Success Story
Release No.STELPRD4019646
, Jan 15, 2013 --


The Choctaw Tribal School District had one distance learning classroom with decades-old equipment that was almost nonfunctional. The schools required videoconferencing units in each building to meet the 21st Century needs of students in order to allow the district to keep the knowledge base current and relevant. Exposure to new and exciting material is necessary across the district and can only improve the academic achievement of Native American students.

The ability to deliver certified content to each school is critically important to the Choctaw Tribal Schools. While there were numerous certified teachers, some deficits existed. A particular need was Pre-algebra and Algebra at the outlying campuses. While they did have a math teacher, she was not certified to teach high school algebra. Another important need was the instruction of English as a Second Language. The schools also required the ability to share cultural studies across the district, and distance learning technology helped them access Choctaw cultural activities to help preserve native language skills.

How Rural Development Helped

In 2010, Choctaw Tribal Schools received a Distance Learning and Telemedicine (DLT) award.

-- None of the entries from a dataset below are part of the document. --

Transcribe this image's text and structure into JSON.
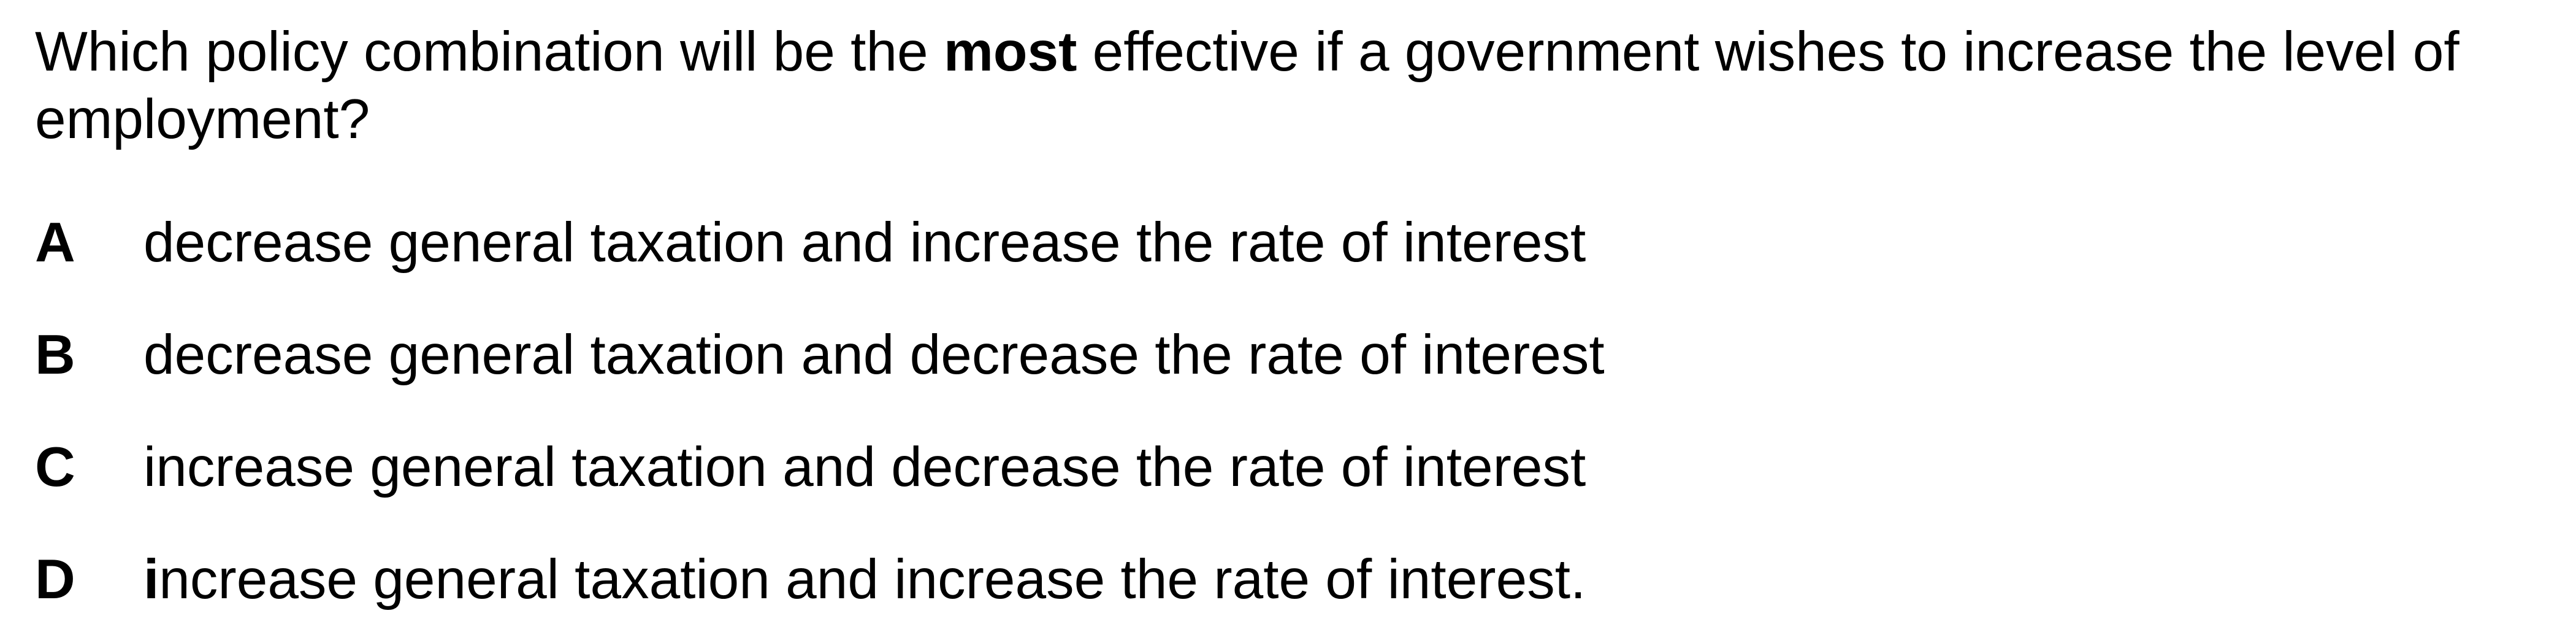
{
  "question": {
    "prefix": "Which policy combination will be the ",
    "emphasis": "most",
    "suffix": " effective if a government wishes to increase the level of employment?"
  },
  "options": [
    {
      "letter": "A",
      "text": "decrease general taxation and increase the rate of interest"
    },
    {
      "letter": "B",
      "text": "decrease general taxation and decrease the rate of interest"
    },
    {
      "letter": "C",
      "text": "increase general taxation and decrease the rate of interest"
    },
    {
      "letter": "D",
      "text_first": "i",
      "text_rest": "ncrease general taxation and increase the rate of interest."
    }
  ]
}
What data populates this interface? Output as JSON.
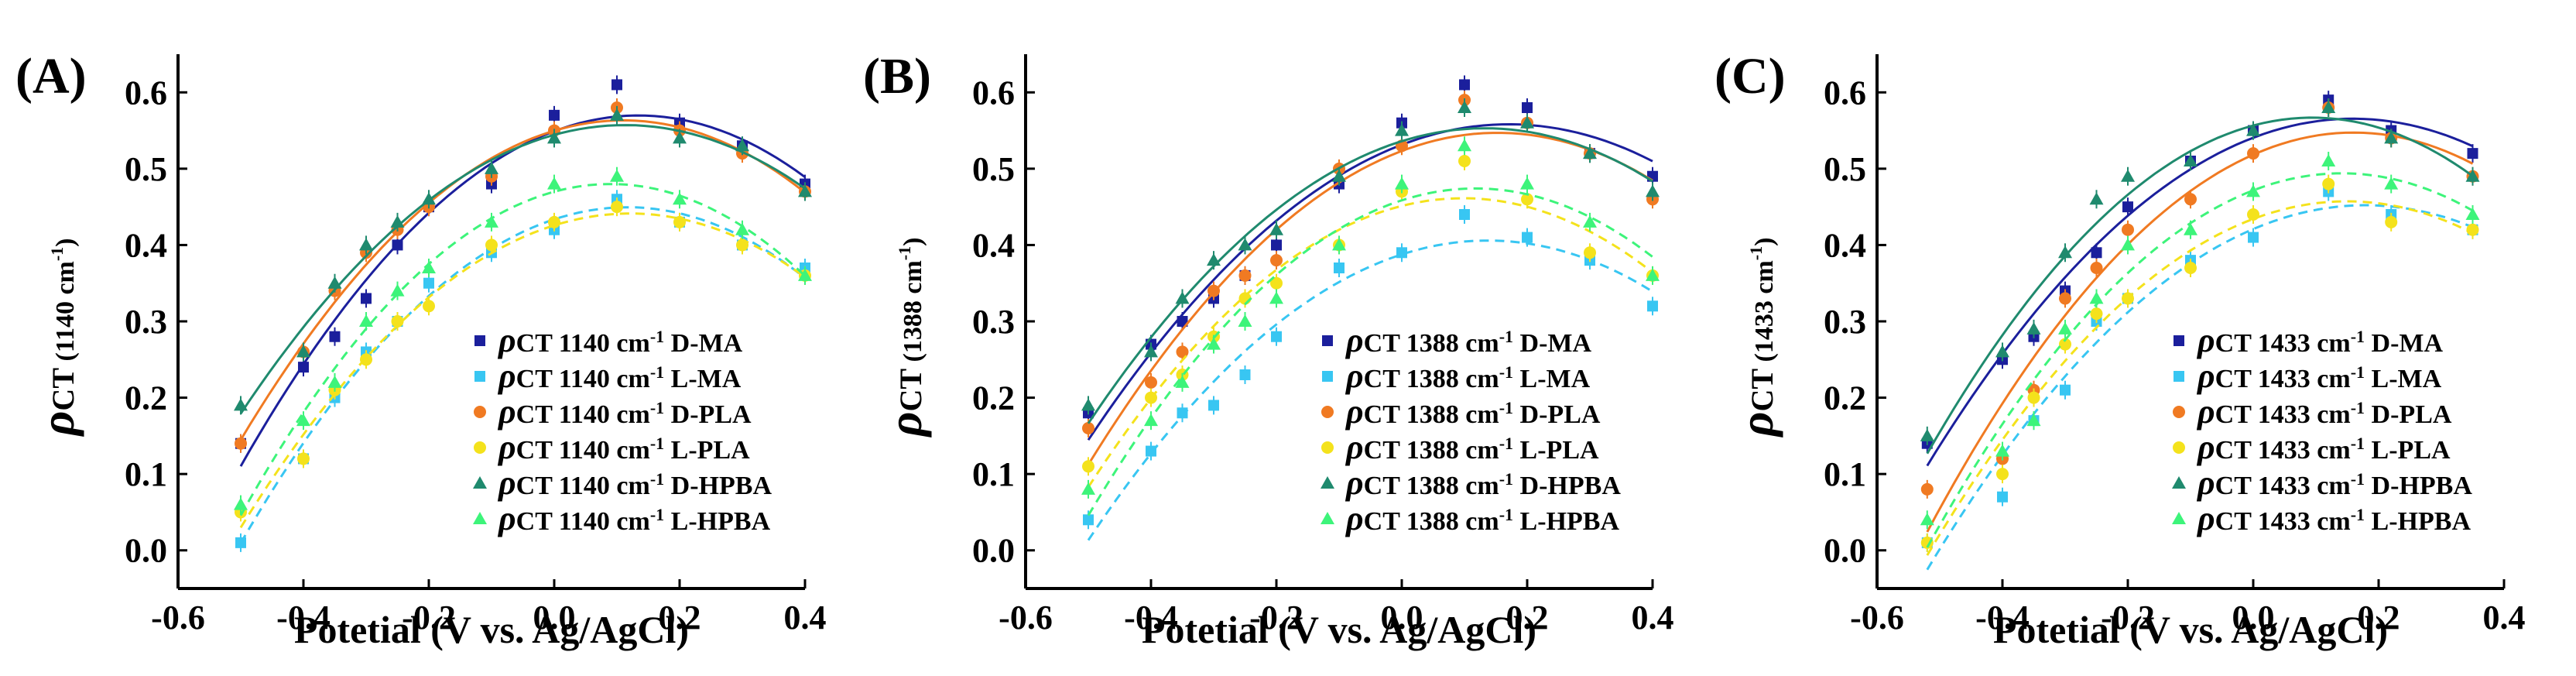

They obtained a grant totaling $274,191. The schools planned to use this funding to purchase interactive videoconferencing equipment.


Choctaw Tribal Schools have been able to use videoconferencing to deliver classes from the high school to students who have been placed in alternative school. This has allowed these students to receive improved instruction, therefore allowing them to achieve at higher levels of success. Eighth graders at three outlying schools participated in a Franklin Covey leadership training segment using the interactive video equipment. The school’s technology team also experienced an A+ certification class thanks to the new equipment with East Central Community College. Our Kindergarten through 2nd grade teachers are utilizing the technology too for their Common Core assessment training.

With the new interactive video equipment for the Choctaw Tribal Schools as a result of the DLT grant, the district plans on incorporating even more programming into the curriculum. Already, over 50% of the 2,100 students that attend these schools have received access to new services because of the technology.